Les brevets sont déposés les uns après les autres et l’homme ne tarde pas à faire fortune. Avec cet argent, Rouart constituera l’une des plus importantes collections de son époque. Il achète Delacroix, Corot, Daumier, Millet, Courbet, Degas, Cézanne, Monet, Renoir… La liste des artistes est longue et ce sont, pour beaucoup, de ses contemporains. Amateur éclairé, il se fait aussi promoteur de leur œuvre, notamment en soutenant l’organisation des expositions impressionnistes. Antiquités, émaux, sculptures, primitifs, œuvres du XVIIIe apparaissent en contrepoint ou en regard, dans les pièces de son hôtel particulier du 34, rue de Lisbonne. L’ingénieur-collectionneur innove autant dans son métier, dans ses goûts – éclectiques – que dans son rôle de mécène.

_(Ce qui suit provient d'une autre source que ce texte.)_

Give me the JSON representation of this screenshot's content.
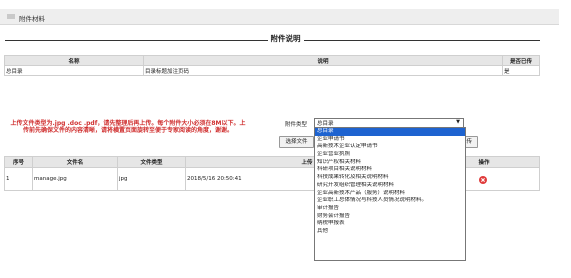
{
  "panel": {
    "title": "附件材料"
  },
  "section_title": "附件说明",
  "table1": {
    "headers": [
      "名称",
      "说明",
      "是否已传"
    ],
    "row": [
      "总目录",
      "目录标题加注页码",
      "是"
    ]
  },
  "notice": "上传文件类型为.jpg .doc .pdf，请先整理后再上传。每个附件大小必须在8M以下。上传前先确保文件的内容清晰，请将横置页面旋转至便于专家阅读的角度，谢谢。",
  "upload": {
    "type_label": "附件类型",
    "selected": "总目录",
    "choose_label": "选择文件",
    "upload_label": "上传"
  },
  "table2": {
    "headers": [
      "序号",
      "文件名",
      "文件类型",
      "上传",
      "操作"
    ],
    "row": [
      "1",
      "manage.jpg",
      "jpg",
      "2018/5/16 20:50:41"
    ]
  },
  "dropdown_options": [
    "总目录",
    "企业申请书",
    "高新技术企业认定申请书",
    "企业营业执照",
    "知识产权相关材料",
    "科研项目相关说明材料",
    "科技成果转化及相关说明材料",
    "研究开发组织管理相关说明材料",
    "企业高新技术产品（服务）说明材料",
    "企业职工总体情况与科技人员情况说明材料。",
    "审计报告",
    "财务会计报告",
    "纳税申报表",
    "其他"
  ],
  "colors": {
    "notice": "#d03030",
    "selected_option": "#1e63d0",
    "arrow_green": "#3aa82b",
    "delete_red": "#e03b3b"
  },
  "icons": [
    "move-down-icon",
    "move-up-icon",
    "delete-icon"
  ]
}
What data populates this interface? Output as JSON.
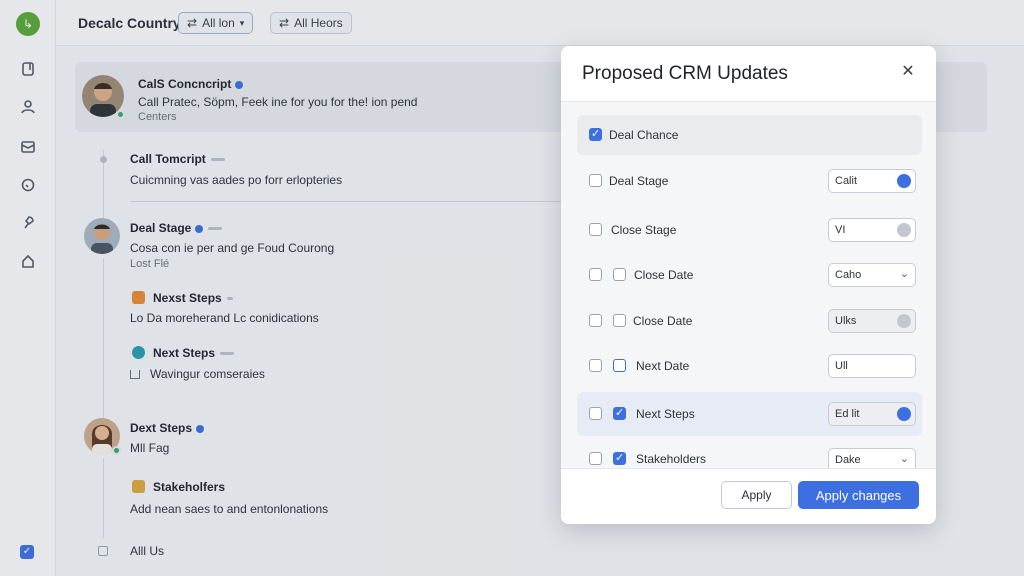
{
  "header": {
    "title": "Decalc Country",
    "chips": [
      {
        "label": "All lon",
        "icon": "shuffle-icon"
      },
      {
        "label": "All Heors",
        "icon": "shuffle-icon"
      }
    ]
  },
  "feed": {
    "highlight": {
      "title": "CalS Concncript",
      "line": "Call Pratec, Söpm, Feek ine for you for the! ion pend",
      "meta": "Centers"
    },
    "call": {
      "title": "Call Tomcript",
      "line": "Cuicmning vas aades po forr erlopteries"
    },
    "deal": {
      "title": "Deal Stage",
      "line": "Cosa con ie per and ge Foud Courong",
      "meta": "Lost Flé"
    },
    "next1": {
      "title": "Nexst Steps",
      "line": "Lo Da moreherand Lc conidications"
    },
    "next2": {
      "title": "Next Steps",
      "line": "Wavingur comseraies"
    },
    "dext": {
      "title": "Dext Steps",
      "meta": "Mll Fag"
    },
    "stake": {
      "title": "Stakeholfers",
      "line": "Add nean saes to and entonlonations"
    },
    "allus": "Alll Us"
  },
  "modal": {
    "title": "Proposed CRM Updates",
    "rows": [
      {
        "label": "Deal Chance",
        "checked": true
      },
      {
        "label": "Deal Stage",
        "field": "Calit"
      },
      {
        "label": "Close Stage",
        "field": "VI"
      },
      {
        "label": "Close Date",
        "field": "Caho"
      },
      {
        "label": "Close Date",
        "field": "Ulks"
      },
      {
        "label": "Next Date",
        "field": "Ull"
      },
      {
        "label": "Next Steps",
        "field": "Ed lit"
      },
      {
        "label": "Stakeholders",
        "field": "Dake"
      }
    ],
    "apply_label": "Apply",
    "apply_changes_label": "Apply changes"
  },
  "colors": {
    "accent": "#3d6fe0",
    "brand": "#5aa43a"
  }
}
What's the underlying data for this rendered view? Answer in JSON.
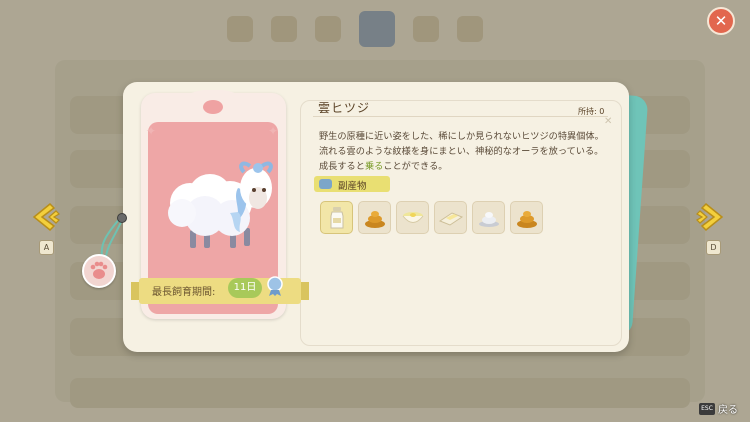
{
  "animal": {
    "name": "雲ヒツジ",
    "owned": "所持: 0",
    "description_parts": [
      "野生の原種に近い姿をした、稀にしか見られないヒツジの特異個体。流れる雲のような紋様を身にまとい、神秘的なオーラを放っている。成長すると",
      "乗る",
      "ことができる。"
    ],
    "max_breeding_label": "最長飼育期間:",
    "max_breeding_value": "11日"
  },
  "byproducts": {
    "label": "副産物",
    "items": [
      {
        "icon": "milk-bottle-icon",
        "selected": true
      },
      {
        "icon": "manure-icon",
        "selected": false
      },
      {
        "icon": "egg-bowl-icon",
        "selected": false
      },
      {
        "icon": "butter-icon",
        "selected": false
      },
      {
        "icon": "cream-icon",
        "selected": false
      },
      {
        "icon": "manure-icon",
        "selected": false
      }
    ]
  },
  "nav": {
    "left_key": "A",
    "right_key": "D"
  },
  "footer": {
    "esc_key": "ESC",
    "back_label": "戻る"
  },
  "colors": {
    "close_button": "#e2674e",
    "portrait_bg": "#eea6a6",
    "ribbon": "#e9d87a",
    "highlight_text": "#7a9c2a",
    "accent_teal": "#6fc4b8"
  }
}
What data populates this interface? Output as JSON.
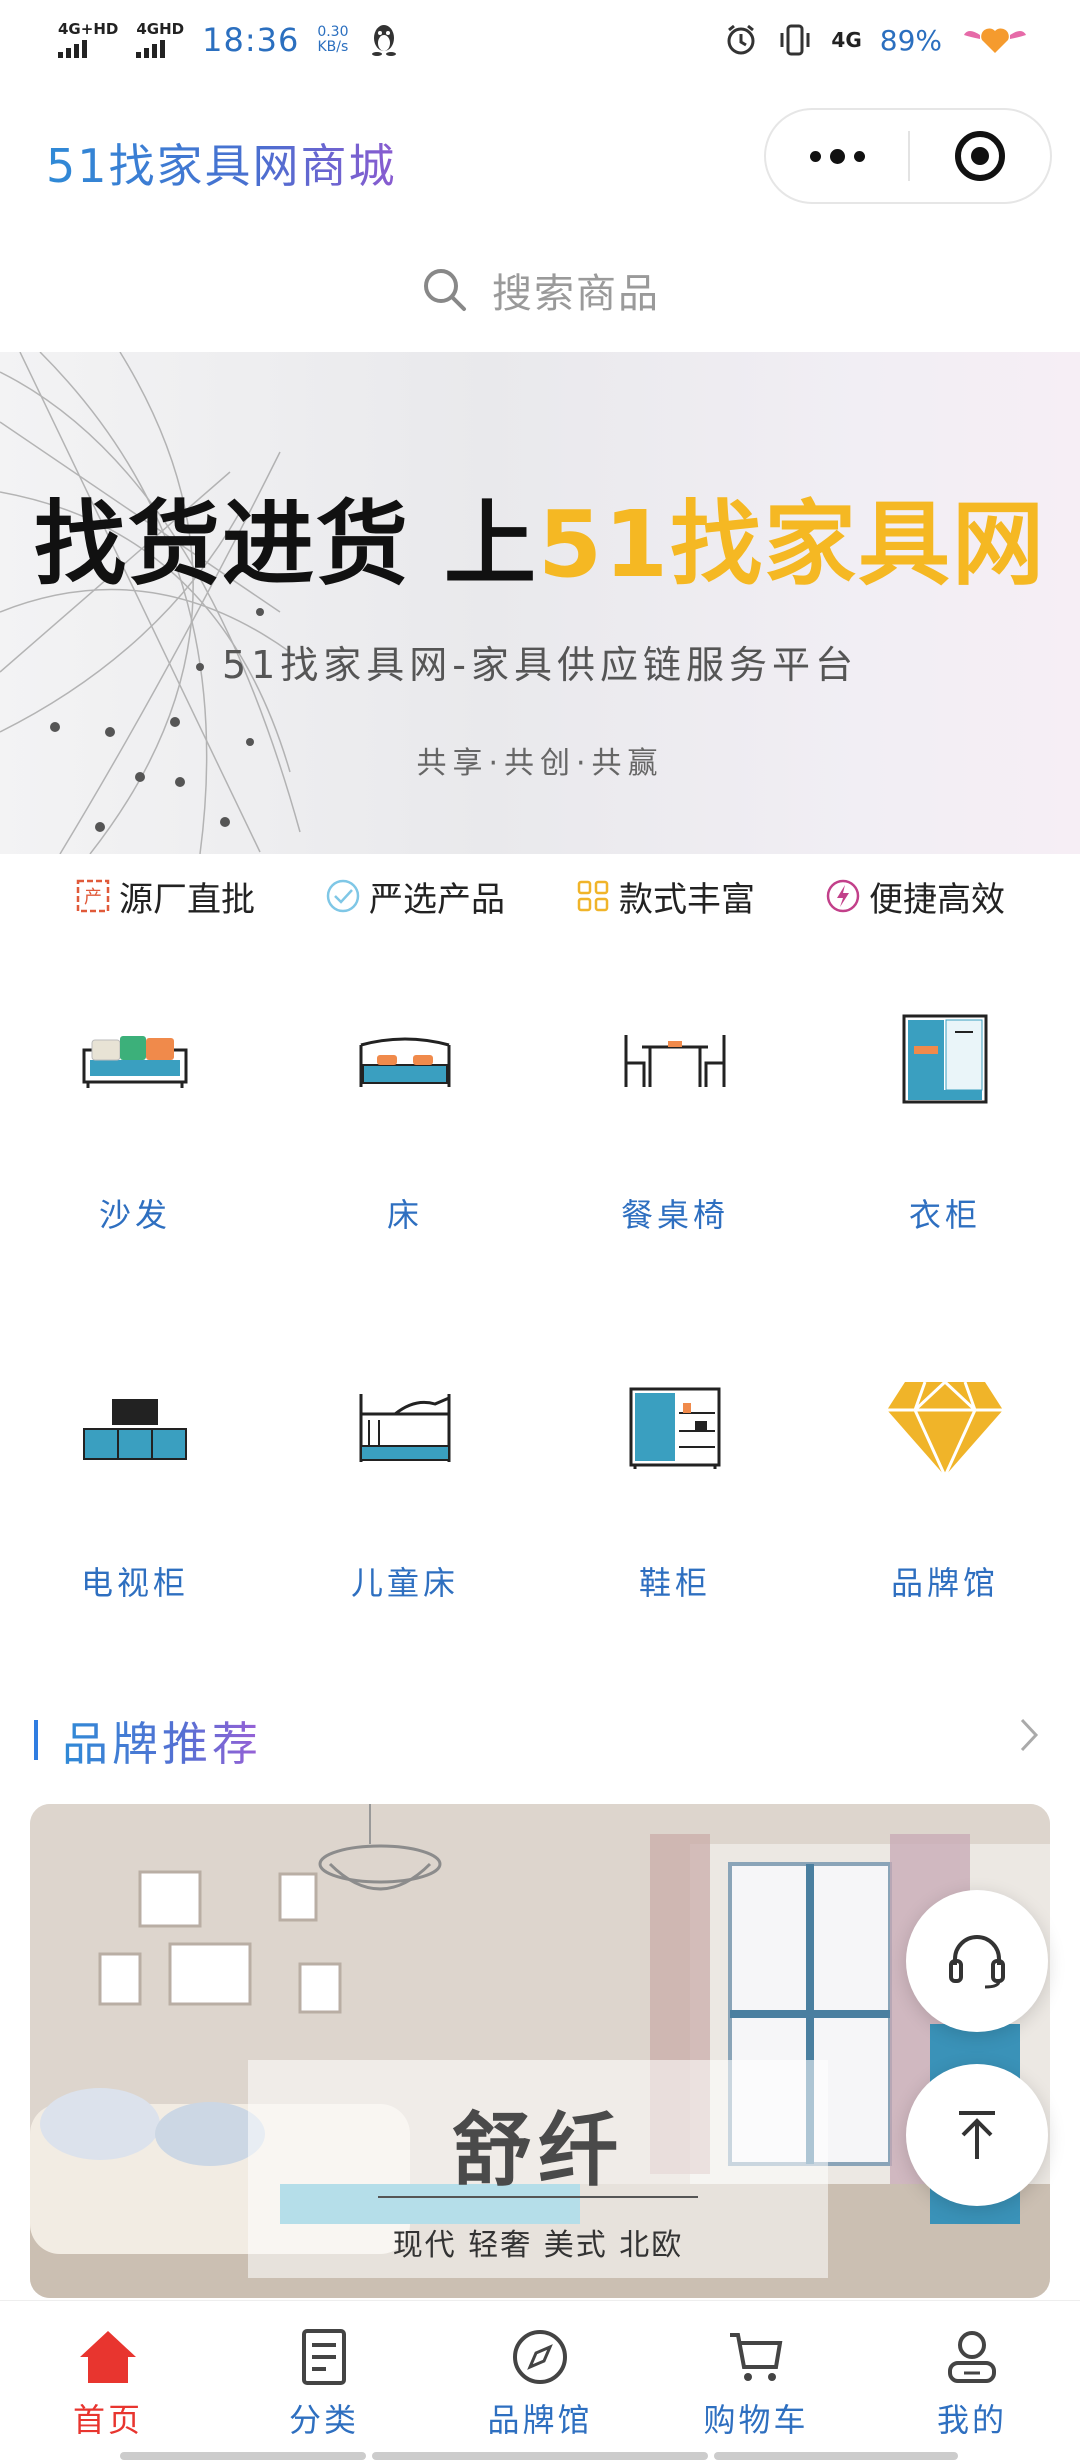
{
  "status_bar": {
    "signal1_label": "4G+HD",
    "signal2_label": "4GHD",
    "time": "18:36",
    "speed_value": "0.30",
    "speed_unit": "KB/s",
    "network_label": "4G",
    "battery": "89%"
  },
  "header": {
    "title": "51找家具网商城"
  },
  "search": {
    "placeholder": "搜索商品"
  },
  "banner": {
    "title_main": "找货进货 上",
    "title_highlight": "51找家具网",
    "subtitle": "51找家具网-家具供应链服务平台",
    "tagline": "共享·共创·共赢",
    "highlight_color": "#f5b823"
  },
  "features": [
    {
      "icon": "factory-icon",
      "label": "源厂直批"
    },
    {
      "icon": "check-circle-icon",
      "label": "严选产品"
    },
    {
      "icon": "grid-icon",
      "label": "款式丰富"
    },
    {
      "icon": "lightning-icon",
      "label": "便捷高效"
    }
  ],
  "categories": [
    {
      "icon": "sofa-icon",
      "label": "沙发"
    },
    {
      "icon": "bed-icon",
      "label": "床"
    },
    {
      "icon": "dining-set-icon",
      "label": "餐桌椅"
    },
    {
      "icon": "wardrobe-icon",
      "label": "衣柜"
    },
    {
      "icon": "tv-cabinet-icon",
      "label": "电视柜"
    },
    {
      "icon": "bunk-bed-icon",
      "label": "儿童床"
    },
    {
      "icon": "shoe-cabinet-icon",
      "label": "鞋柜"
    },
    {
      "icon": "diamond-icon",
      "label": "品牌馆"
    }
  ],
  "brand_section": {
    "title": "品牌推荐",
    "card": {
      "name": "舒纤",
      "description": "现代 轻奢 美式 北欧"
    }
  },
  "floating": {
    "service_icon": "headset-icon",
    "top_icon": "back-to-top-icon"
  },
  "tabbar": [
    {
      "icon": "home-icon",
      "label": "首页",
      "active": true
    },
    {
      "icon": "category-icon",
      "label": "分类",
      "active": false
    },
    {
      "icon": "compass-icon",
      "label": "品牌馆",
      "active": false
    },
    {
      "icon": "cart-icon",
      "label": "购物车",
      "active": false
    },
    {
      "icon": "user-icon",
      "label": "我的",
      "active": false
    }
  ],
  "colors": {
    "accent_blue": "#2e6fc0",
    "active_red": "#e8352f",
    "teal": "#3a9fc0",
    "orange": "#f08a4b",
    "gold": "#f0b429"
  }
}
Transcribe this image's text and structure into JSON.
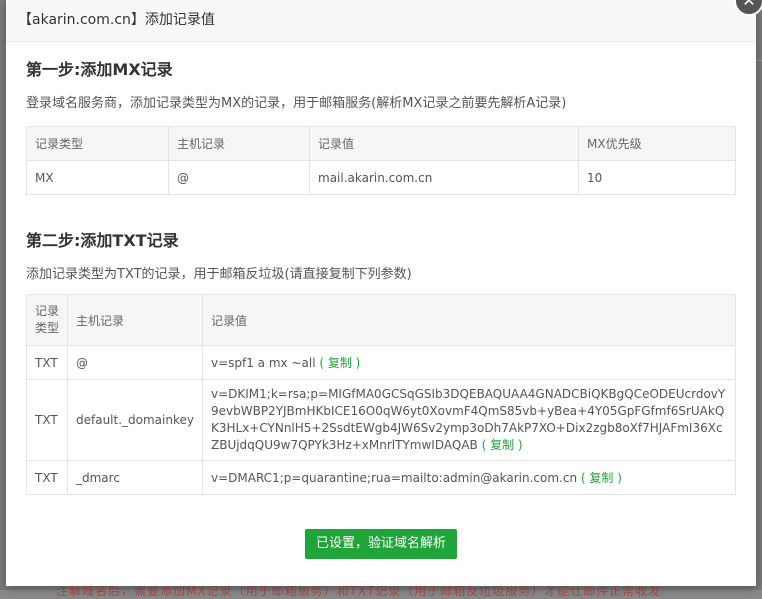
{
  "dialog": {
    "title": "【akarin.com.cn】添加记录值",
    "close_glyph": "✕"
  },
  "mx_section": {
    "title": "第一步:添加MX记录",
    "desc": "登录域名服务商，添加记录类型为MX的记录，用于邮箱服务(解析MX记录之前要先解析A记录)",
    "headers": [
      "记录类型",
      "主机记录",
      "记录值",
      "MX优先级"
    ],
    "row": {
      "type": "MX",
      "host": "@",
      "value": "mail.akarin.com.cn",
      "priority": "10"
    }
  },
  "txt_section": {
    "title": "第二步:添加TXT记录",
    "desc": "添加记录类型为TXT的记录，用于邮箱反垃圾(请直接复制下列参数)",
    "headers": [
      "记录类型",
      "主机记录",
      "记录值"
    ],
    "rows": [
      {
        "type": "TXT",
        "host": "@",
        "value": "v=spf1 a mx ~all",
        "copy": "( 复制 )"
      },
      {
        "type": "TXT",
        "host": "default._domainkey",
        "value": "v=DKIM1;k=rsa;p=MIGfMA0GCSqGSIb3DQEBAQUAA4GNADCBiQKBgQCeODEUcrdovY9evbWBP2YJBmHKbICE16O0qW6yt0XovmF4QmS85vb+yBea+4Y05GpFGfmf6SrUAkQK3HLx+CYNnlH5+2SsdtEWgb4JW6Sv2ymp3oDh7AkP7XO+Dix2zgb8oXf7HJAFmI36XcZBUjdqQU9w7QPYk3Hz+xMnrlTYmwIDAQAB",
        "copy": "( 复制 )"
      },
      {
        "type": "TXT",
        "host": "_dmarc",
        "value": "v=DMARC1;p=quarantine;rua=mailto:admin@akarin.com.cn",
        "copy": "( 复制 )"
      }
    ]
  },
  "verify_button": "已设置，验证域名解析",
  "background_note": "注解域名后，需要添加MX记录（用于邮箱服务）和TXT记录（用于邮箱反垃圾服务）才能让邮件正常收发",
  "colors": {
    "accent": "#20a53a",
    "overlay": "#7c7c7c"
  }
}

Collectionneur réputé, industriel primé, Henri Rouart se fait artiste discret. Il faudra le pouvoir de persuasion de son fidèle ami Edgar Degas pour que l’artiste accepte de présenter ses tableaux à la plupart des expositions impressionnistes. Mais il refusera toujours d’organiser une exposition de ses œuvres et ne cherchera pas à promouvoir son travail de peintre. C’est seulement à sa mort, en 1912, qu’une rétrospective sera organisée chez Durand-Ruel, alors que la même année, collectionneurs, marchands et musées du monde entier se pressent à la dispersion de sa collection. C’est cette œuvre de peintre que le Musée Marmottan à Paris met en valeur par la présentation d’une quarantaine de tableaux, la plupart provenant de collections particulières.
Rarement exposées, les œuvres d’Henri Rouart méritent d’être découvertes. Contrairement à ce que l’on pourrait penser, il était plus qu’un simple amateur pour qui la peinture aurait représenté un agréable passe-temps, pratiqué sans extrême conviction. Il se révèle un artiste exigeant qui s’implique avec passion dans son travail. Durant toute sa carrière à la tête de son entreprise, l’engagement dynamique de l’industriel n’a d’égal que le dynamisme fervent du peintre. Loin d’entrer en conflit, industrie et art se révèlent chez lui complémentaires. En 1877 et en 1879, ce sont ses tableaux que l’on vient admirer aux expositions de la «Société anonyme coopérative d’artistes peintres, sculpteurs, graveurs», tandis qu’en 1878, c’est le grand serpentin de 92 mètres de la section métallurgie de l’Exposition universelle – fabriqué par son usine de Montluçon – qui impressionne. Henri Rouart profite de ses fréquents déplacements professionnels pour découvrir de nouveaux lieux, s’inspirer d’autres motifs, dessiner, faire des esquisses ou peindre sur nature. Après des heures passées à l’usine, il fait de la nature son atelier de peintre.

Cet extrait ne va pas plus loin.